Дайте мне весточку о лицейских его товарищах; о некоторых из них он ничего не слыхал с самой разлуки с вами; всех их помнит и любит попрежнему…
Петровский завод, 29 ноября 1830 г.
В письме вашем от 28 сентября, которое получено братцом вашим в самый Екатеринин день, вы между прочим просите кого-нибудь из нас описать вам новое наше жилище. По поручению Ивана Ивановича с удовольствием исполняю ваше желание, любезнейшая Анна Ивановна, и постараюсь, сколько могу, дать вам ясное понятие о столь занимательной для вас тюрьме.
Она построена четвероугольником, но до сих пор казематы занимают только три фаса, четвертый же обнесен частоколом. Здание сие построено на конце заводского селения по другую сторону речки, на ровном месте, примыкающем к горе. Ворота сделаны в среднем фасе, возле оных находится гауптвахта, мимо которой надобно проходить. Входя во двор, против самого входа вы видите особое строение, где находится кухня с большой комнатой для обеда и с разными кладовыми для запасов. Кругом видите вы отдельные дворы, обнесенные частоколом, куда выходят окна коридора; коридор разделен на 12 отделений, шириною он в три аршина; в каждом отделении по пяти номеров, а в некоторых и шесть – всего 64 номера. Против каждого окошка в коридоре находится дверь, ведущая в комнату и над которою прорублено другое окно, величиною более квадратного аршина, и оно-то должно освещать каземат, имеющий восемь аршин глубины, шесть ширины и пять вышины. Освещение сие, конечно, довольно скромно и не позволяет заниматься при самой ясной погоде иначе, как с открытой дверью. Тот фас, где братец ваш и мы живем, особенно темен, потому что солнечный луч никогда к нам не доходит и, следовательно, окна в коридоре очень сильно замерзают при больших морозах.[141]
Иван Иванович занимает в третьем отделении 14-й номер, а мы во втором 11-й.
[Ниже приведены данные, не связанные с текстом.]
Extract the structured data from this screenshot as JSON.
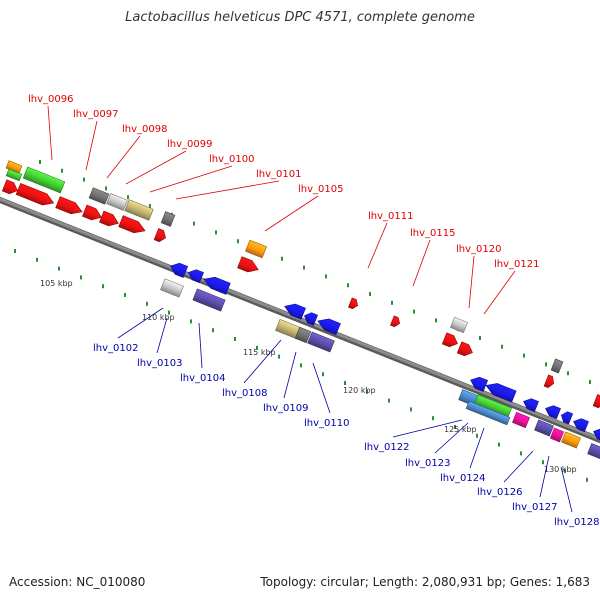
{
  "title": "Lactobacillus helveticus DPC 4571, complete genome",
  "footer": {
    "accession": "Accession: NC_010080",
    "summary": "Topology: circular; Length: 2,080,931 bp; Genes: 1,683"
  },
  "colors": {
    "backbone": "#8c8c8c",
    "tick": "#2f8f2f",
    "label_plus": "#dd0000",
    "label_minus": "#0000aa",
    "red": "#ee1111",
    "blue": "#1a1aee",
    "green": "#44cc33",
    "orange": "#ff9911",
    "gray": "#c4c4c4",
    "darkgray": "#707070",
    "olive": "#c2b270",
    "purple": "#5a4ea8",
    "steelblue": "#4a88c8",
    "magenta": "#ee1199"
  },
  "kbp_labels": [
    "105 kbp",
    "110 kbp",
    "115 kbp",
    "120 kbp",
    "125 kbp",
    "130 kbp"
  ],
  "genes_plus": [
    "lhv_0096",
    "lhv_0097",
    "lhv_0098",
    "lhv_0099",
    "lhv_0100",
    "lhv_0101",
    "lhv_0105",
    "lhv_0111",
    "lhv_0115",
    "lhv_0120",
    "lhv_0121"
  ],
  "genes_minus": [
    "lhv_0102",
    "lhv_0103",
    "lhv_0104",
    "lhv_0108",
    "lhv_0109",
    "lhv_0110",
    "lhv_0122",
    "lhv_0123",
    "lhv_0124",
    "lhv_0126",
    "lhv_0127",
    "lhv_0128"
  ]
}
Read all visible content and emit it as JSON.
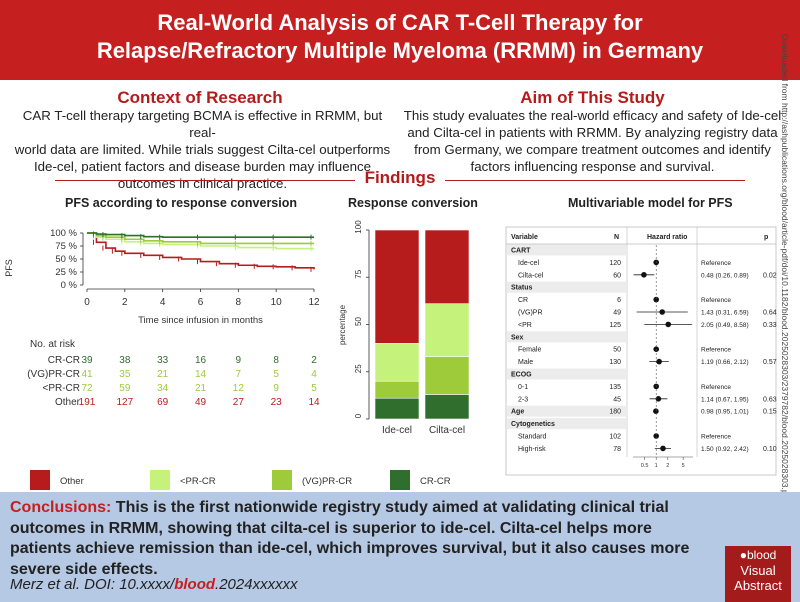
{
  "header": {
    "title_line1": "Real-World Analysis of CAR T-Cell Therapy for",
    "title_line2": "Relapse/Refractory Multiple Myeloma (RRMM) in Germany"
  },
  "context": {
    "title": "Context of Research",
    "lines": [
      "CAR T-cell therapy targeting BCMA is effective in RRMM, but real-",
      "world data are limited. While trials suggest Cilta-cel outperforms",
      "Ide-cel, patient factors and disease burden may influence",
      "outcomes in clinical practice."
    ]
  },
  "aim": {
    "title": "Aim of This Study",
    "lines": [
      "This study evaluates the real-world efficacy and safety of Ide-cel",
      "and Cilta-cel in patients with RRMM. By analyzing registry data",
      "from Germany, we compare treatment outcomes and identify",
      "factors influencing response and survival."
    ]
  },
  "findings": {
    "title": "Findings"
  },
  "side_note": "Downloaded from http://ashpublications.org/blood/article-pdf/doi/10.1182/blood.2025028303/2379782/blood.2025028303.pdf by guest on 13 June 2025",
  "colors": {
    "other": "#b71c1c",
    "lt_pr_cr": "#c5f27a",
    "vgpr_cr": "#9dcb3a",
    "cr_cr": "#2f6e2d",
    "accent": "#c51f1f",
    "panel_bg": "#b5c8e4"
  },
  "km": {
    "title": "PFS according to response conversion",
    "y_label": "PFS",
    "y_ticks": [
      "100 %",
      "75 %",
      "50 %",
      "25 %",
      "0 %"
    ],
    "x_ticks": [
      "0",
      "2",
      "4",
      "6",
      "8",
      "10",
      "12"
    ],
    "x_label": "Time since infusion in months",
    "risk_title": "No. at risk",
    "risk_rows": [
      {
        "label": "CR-CR",
        "values": [
          "39",
          "38",
          "33",
          "16",
          "9",
          "8",
          "2"
        ]
      },
      {
        "label": "(VG)PR-CR",
        "values": [
          "41",
          "35",
          "21",
          "14",
          "7",
          "5",
          "4"
        ]
      },
      {
        "label": "<PR-CR",
        "values": [
          "72",
          "59",
          "34",
          "21",
          "12",
          "9",
          "5"
        ]
      },
      {
        "label": "Other",
        "values": [
          "191",
          "127",
          "69",
          "49",
          "27",
          "23",
          "14"
        ]
      }
    ],
    "legend": [
      "Other",
      "<PR-CR",
      "(VG)PR-CR",
      "CR-CR"
    ]
  },
  "chart_data": [
    {
      "type": "line",
      "title": "PFS according to response conversion",
      "xlabel": "Time since infusion in months",
      "ylabel": "PFS",
      "xlim": [
        0,
        12
      ],
      "ylim": [
        0,
        100
      ],
      "series": [
        {
          "name": "CR-CR",
          "x": [
            0,
            0.5,
            1,
            2,
            3,
            4,
            6,
            8,
            10,
            12
          ],
          "y": [
            100,
            98,
            97,
            95,
            93,
            92,
            92,
            92,
            92,
            92
          ]
        },
        {
          "name": "(VG)PR-CR",
          "x": [
            0,
            0.5,
            1,
            2,
            3,
            4,
            6,
            8,
            10,
            12
          ],
          "y": [
            100,
            95,
            92,
            88,
            85,
            83,
            80,
            80,
            80,
            80
          ]
        },
        {
          "name": "<PR-CR",
          "x": [
            0,
            0.5,
            1,
            2,
            3,
            4,
            6,
            8,
            10,
            12
          ],
          "y": [
            100,
            92,
            88,
            83,
            80,
            78,
            75,
            72,
            70,
            70
          ]
        },
        {
          "name": "Other",
          "x": [
            0,
            0.5,
            1,
            1.5,
            2,
            3,
            4,
            5,
            6,
            7,
            8,
            9,
            10,
            11,
            12
          ],
          "y": [
            100,
            82,
            71,
            65,
            61,
            57,
            53,
            50,
            45,
            41,
            38,
            36,
            35,
            33,
            30
          ]
        }
      ]
    },
    {
      "type": "bar",
      "title": "Response conversion",
      "ylabel": "percentage",
      "categories": [
        "Ide-cel",
        "Cilta-cel"
      ],
      "ylim": [
        0,
        100
      ],
      "stacked": true,
      "series": [
        {
          "name": "CR-CR",
          "values": [
            11,
            13
          ]
        },
        {
          "name": "(VG)PR-CR",
          "values": [
            9,
            20
          ]
        },
        {
          "name": "<PR-CR",
          "values": [
            20,
            28
          ]
        },
        {
          "name": "Other",
          "values": [
            60,
            39
          ]
        }
      ]
    },
    {
      "type": "forest",
      "title": "Multivariable model for PFS",
      "xlabel": "",
      "x_ticks": [
        "0.5",
        "1",
        "2",
        "5"
      ],
      "reference": 1
    }
  ],
  "stacked_bar": {
    "title": "Response conversion",
    "y_label": "percentage",
    "y_ticks": [
      "100",
      "75",
      "50",
      "25",
      "0"
    ],
    "categories": [
      "Ide-cel",
      "Cilta-cel"
    ]
  },
  "forest": {
    "title": "Multivariable model for PFS",
    "headers": {
      "variable": "Variable",
      "n": "N",
      "hr": "Hazard ratio",
      "p": "p"
    },
    "x_ticks": [
      "0.5",
      "1",
      "2",
      "5"
    ],
    "rows": [
      {
        "kind": "group",
        "label": "CART"
      },
      {
        "kind": "item",
        "label": "Ide-cel",
        "n": "120",
        "est": "Reference",
        "p": "",
        "hr": 1,
        "lo": null,
        "hi": null
      },
      {
        "kind": "item",
        "label": "Cilta-cel",
        "n": "60",
        "est": "0.48 (0.26, 0.89)",
        "p": "0.02",
        "hr": 0.48,
        "lo": 0.26,
        "hi": 0.89
      },
      {
        "kind": "group",
        "label": "Status"
      },
      {
        "kind": "item",
        "label": "CR",
        "n": "6",
        "est": "Reference",
        "p": "",
        "hr": 1,
        "lo": null,
        "hi": null
      },
      {
        "kind": "item",
        "label": "(VG)PR",
        "n": "49",
        "est": "1.43 (0.31, 6.59)",
        "p": "0.64",
        "hr": 1.43,
        "lo": 0.31,
        "hi": 6.59
      },
      {
        "kind": "item",
        "label": "<PR",
        "n": "125",
        "est": "2.05 (0.49, 8.58)",
        "p": "0.33",
        "hr": 2.05,
        "lo": 0.49,
        "hi": 8.58
      },
      {
        "kind": "group",
        "label": "Sex"
      },
      {
        "kind": "item",
        "label": "Female",
        "n": "50",
        "est": "Reference",
        "p": "",
        "hr": 1,
        "lo": null,
        "hi": null
      },
      {
        "kind": "item",
        "label": "Male",
        "n": "130",
        "est": "1.19 (0.66, 2.12)",
        "p": "0.57",
        "hr": 1.19,
        "lo": 0.66,
        "hi": 2.12
      },
      {
        "kind": "group",
        "label": "ECOG"
      },
      {
        "kind": "item",
        "label": "0-1",
        "n": "135",
        "est": "Reference",
        "p": "",
        "hr": 1,
        "lo": null,
        "hi": null
      },
      {
        "kind": "item",
        "label": "2-3",
        "n": "45",
        "est": "1.14 (0.67, 1.95)",
        "p": "0.63",
        "hr": 1.14,
        "lo": 0.67,
        "hi": 1.95
      },
      {
        "kind": "groupitem",
        "label": "Age",
        "n": "180",
        "est": "0.98 (0.95, 1.01)",
        "p": "0.15",
        "hr": 0.98,
        "lo": 0.95,
        "hi": 1.01
      },
      {
        "kind": "group",
        "label": "Cytogenetics"
      },
      {
        "kind": "item",
        "label": "Standard",
        "n": "102",
        "est": "Reference",
        "p": "",
        "hr": 1,
        "lo": null,
        "hi": null
      },
      {
        "kind": "item",
        "label": "High-risk",
        "n": "78",
        "est": "1.50 (0.92, 2.42)",
        "p": "0.10",
        "hr": 1.5,
        "lo": 0.92,
        "hi": 2.42
      }
    ]
  },
  "conclusion": {
    "lead": "Conclusions:",
    "text": " This is the first nationwide registry study aimed at validating clinical trial outcomes in RRMM, showing that cilta-cel is superior to ide-cel. Cilta-cel helps more patients achieve remission than ide-cel, which improves survival, but it also causes more severe side effects."
  },
  "citation": {
    "prefix": "Merz et al. DOI: 10.xxxx/",
    "journal": "blood",
    "suffix": ".2024xxxxxx"
  },
  "badge": {
    "brand": "blood",
    "line1": "Visual",
    "line2": "Abstract"
  }
}
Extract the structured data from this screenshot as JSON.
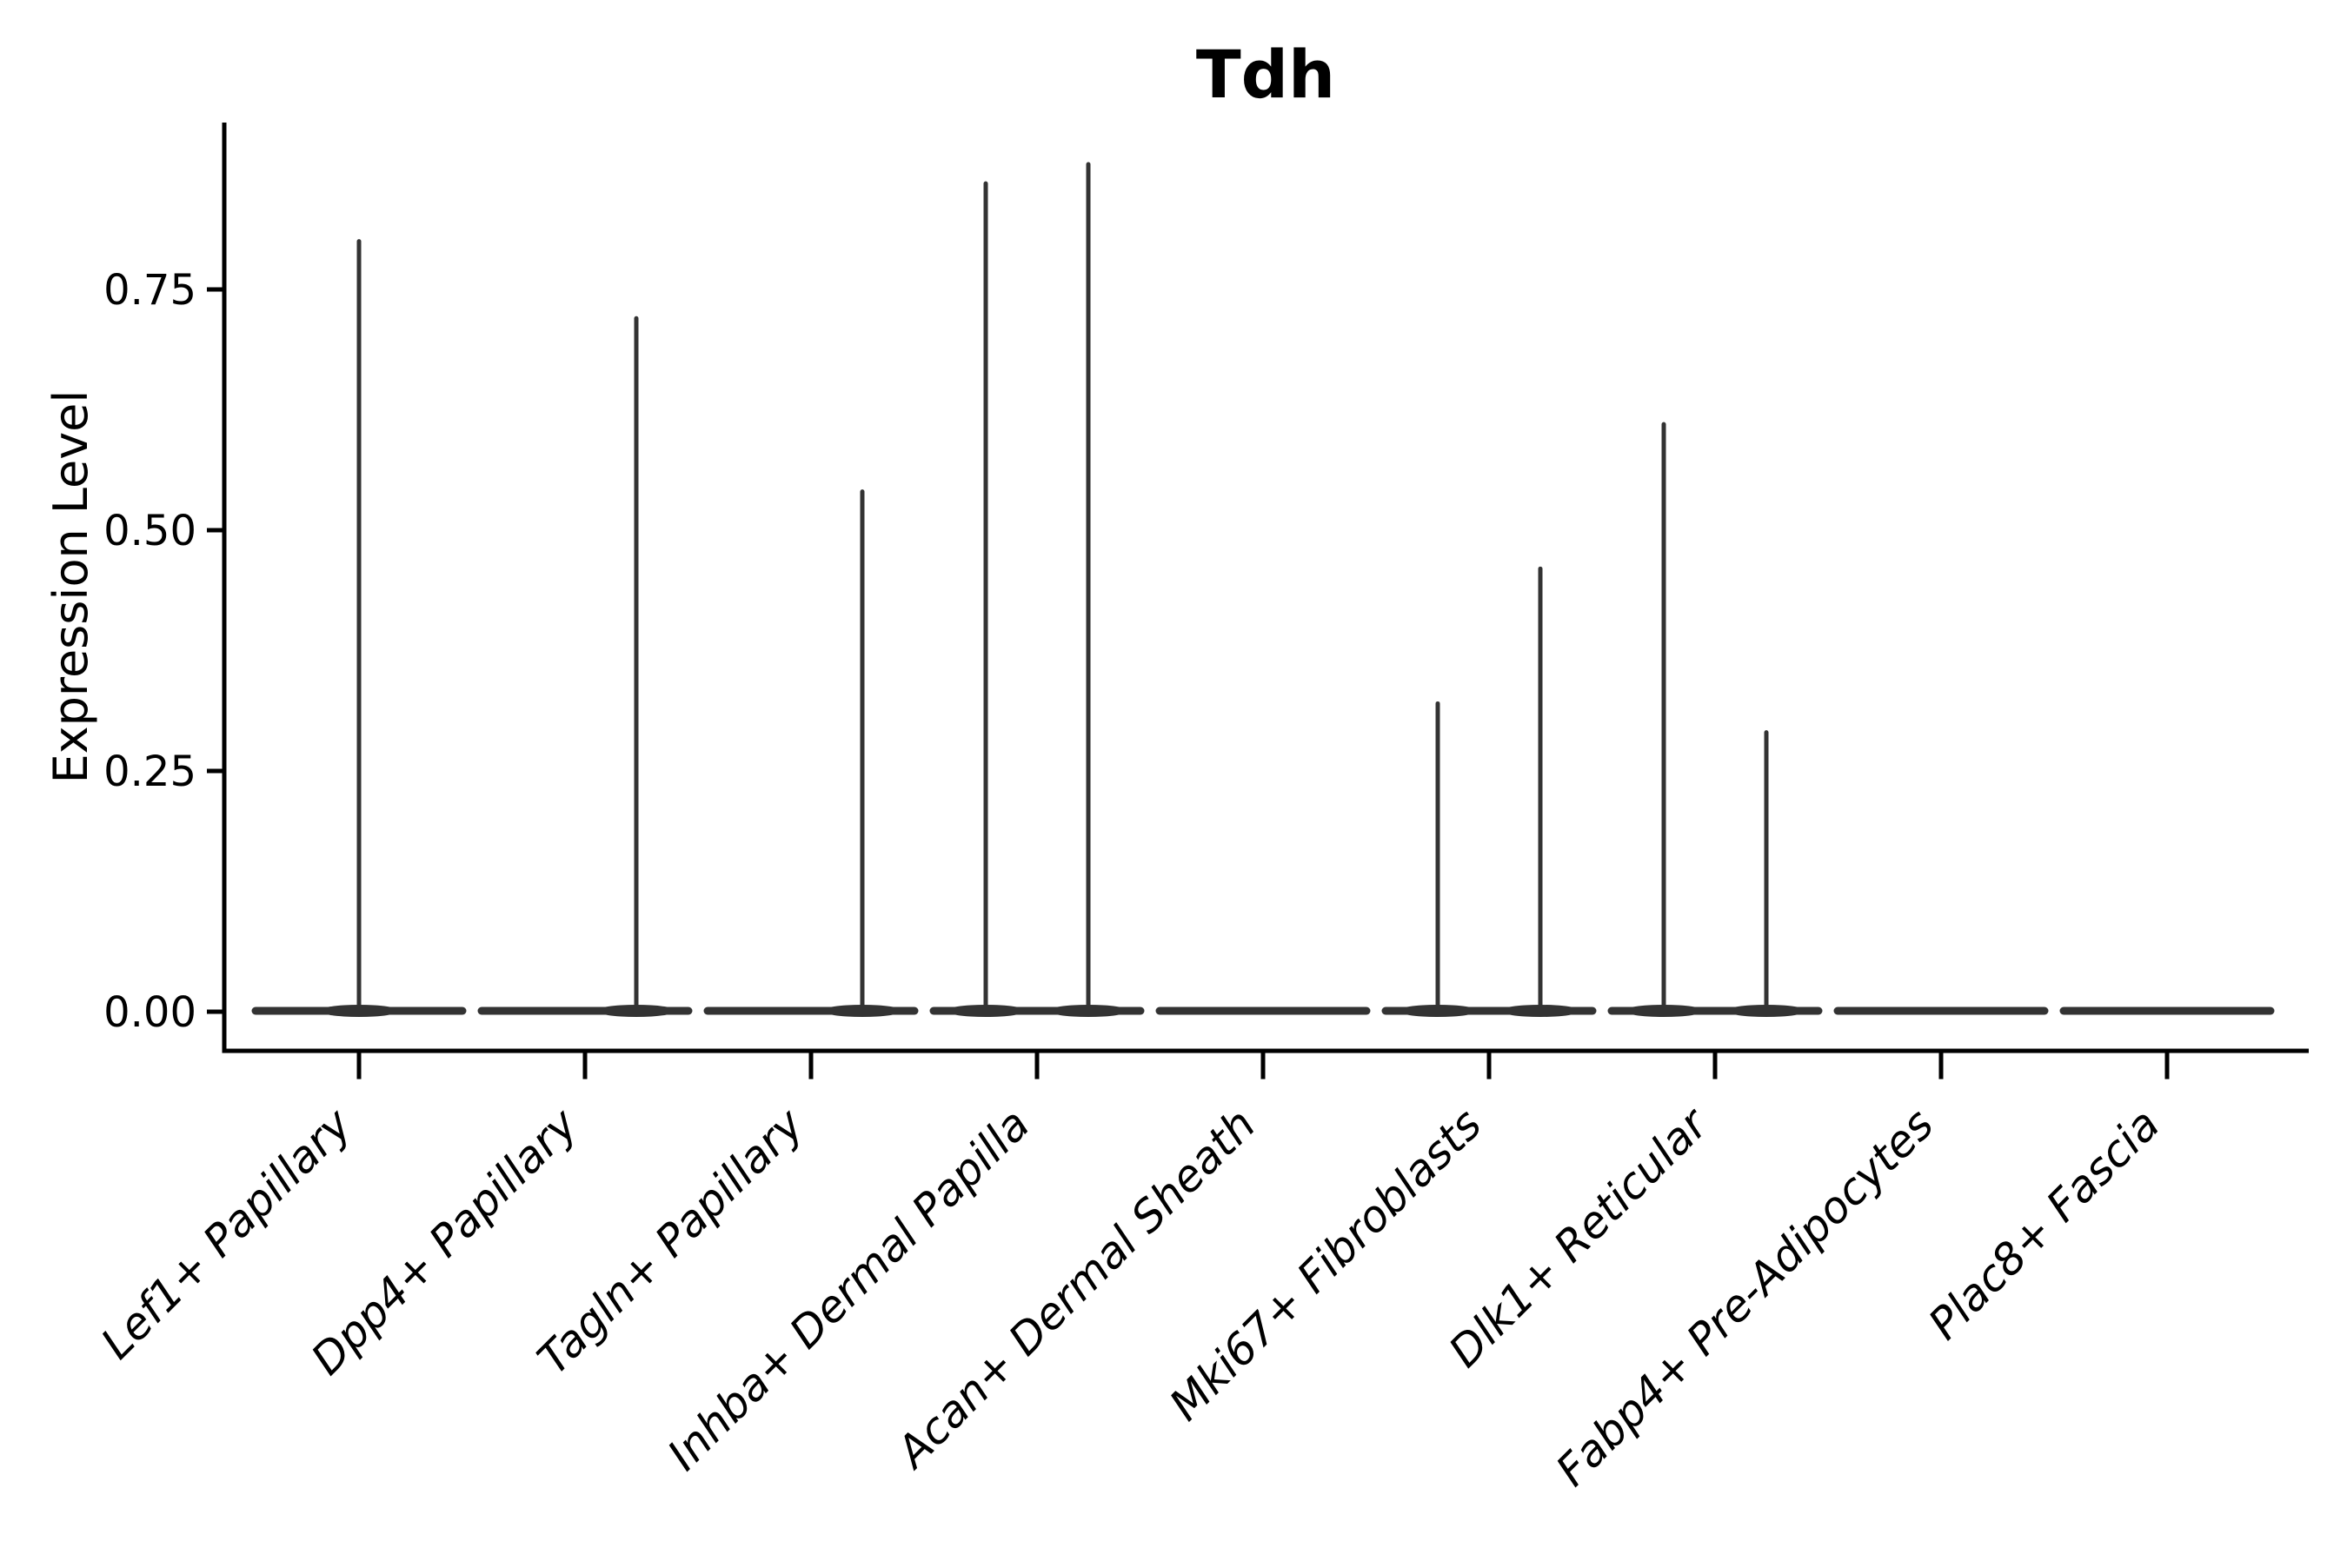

Иван Иванович очень спокойно и удобно убрал свою комнату. В ней играет свою роль ковер, который, наконец, прибыл сюда несколько дней тому назад с моими вещами. Стол, на котором он занимается, украшен рукоделием добрых сестриц. Тут особенно отличается, добрая, несравненная Annette, чудесная ваша табачница, шитая бисером. Иван Иванович в восхищении от нее и не наглядится. Чудесное сие произведение доставлено ему на прошедшей неделе вместе с девятью фунтами табаку, шестью салфетками, двумя парами шитых подтяжек и лексиконом Ольдекопа. Он знает, кому из вас чем из этих вещей он обязан, и вполне каждого, в свою очередь, благодарит за незаслуженную им дружбу. Как выразить вам то, что братец ваш препоручает вам написать о огромном вашем предприятии – вышить ему покрышку на диван и на стулья. – Вы можете быть уверены, что это будет для него больше, нежели приятно; он убежден, что и вам утешительно для него работать, но мучит его та мысль, что труд сей ужасно тяготит ваше зрение и может ему повредить. Бога ради не принуждайте себя; прекратить этой работы вы, верно, не согласитесь – братец ваш и не смеет этого просить, но убеждает вас не торопиться для него со вредом для ваших глаз, которых сохранение ему дороже своих собственных.